BERTHE TATEY – Togo
Cette histoire fait partie de la série Nous sommes le changement en droits humains pour célébrer le 50e anniversaire d’Equitas (#Equitas50). Tout au long de l’année 2017, découvrez les histoires de 50 défenseur-e-s des droits humains. Ce ne sont là que quelques leaders parmi des centaines qui, avec l’appui d’Equitas, changent des vies à travers le monde par l’éducation aux droits humains.
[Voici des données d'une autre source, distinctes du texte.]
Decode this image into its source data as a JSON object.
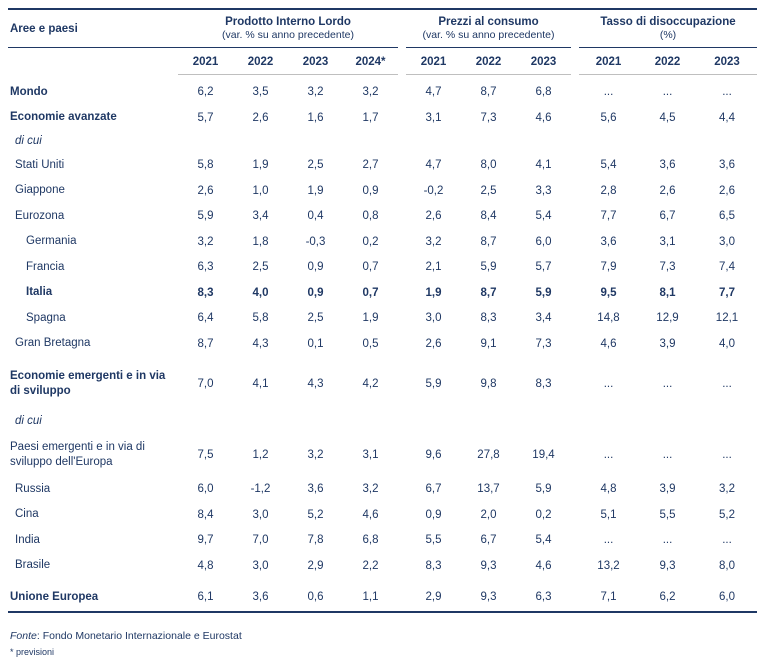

Dès l’enfance, Berthe Tatey avait d’importantes responsabilités à la maison. Les travaux domestiques et ses obligations familiales l’empêchaient de faire ses devoirs. Elle a ainsi rapidement pris conscience des barrières qui nuisent au plein développement des femmes togolaises. Sa ferme volonté d’apprendre l’a tout de même menée des études primaires aux études secondaires, puis universitaires. Berthe, spécialiste en éducation et en sociologie, a décidé de dévouer sa vie à la formation des jeunes et des femmes sur l’égalité des sexes et la santé féminine, des sujets qui la passionnent.
Il y a 20 ans, en 1997, elle forme, avec un petit groupe de femmes, une association qui œuvre pour la santé des femmes togolaises par des formations et l’apprentissage mutuel. Cette association permet de rassembler les femmes togolaises afin d’échanger sur ce qui les préoccupe, tout en faisant du sport dans un esprit de collégialité. « Il y eut un réel engouement pour le projet et nous avons senti qu’on devait aller vers les femmes, les former sur leurs droits, leur donner les capacités de se développer dans un environnement sécuritaire ». C’est ainsi que l’organisation non gouvernementale Alafia est née, et Berthe agit comme directrice exécutive depuis. « J’ai commencé à me promener dans ma région natale, à sensibiliser les gens sur les thèmes de l’éducation des enfants, de l’importance des pièces d’identité, du mariage civil et ses effets ».
Lors de ses voyages dans les régions plus éloignées, Berthe s’est heurtée à des pratiques traditionnelles qui désavantagent les femmes et qui sont potentiellement dangereuses pour leur santé. Par exemple, « lorsque le mari décède, des coutumes veulent que la femme redevienne un bien de la belle-famille. Elle peut être remariée de force au frère du défunt, elle ne peut s’y opposer. Quand le mari décède, on considère que c’est une malédiction et sa femme doit prouver son innocence quant aux raisons ayant causé la mort de l’époux. »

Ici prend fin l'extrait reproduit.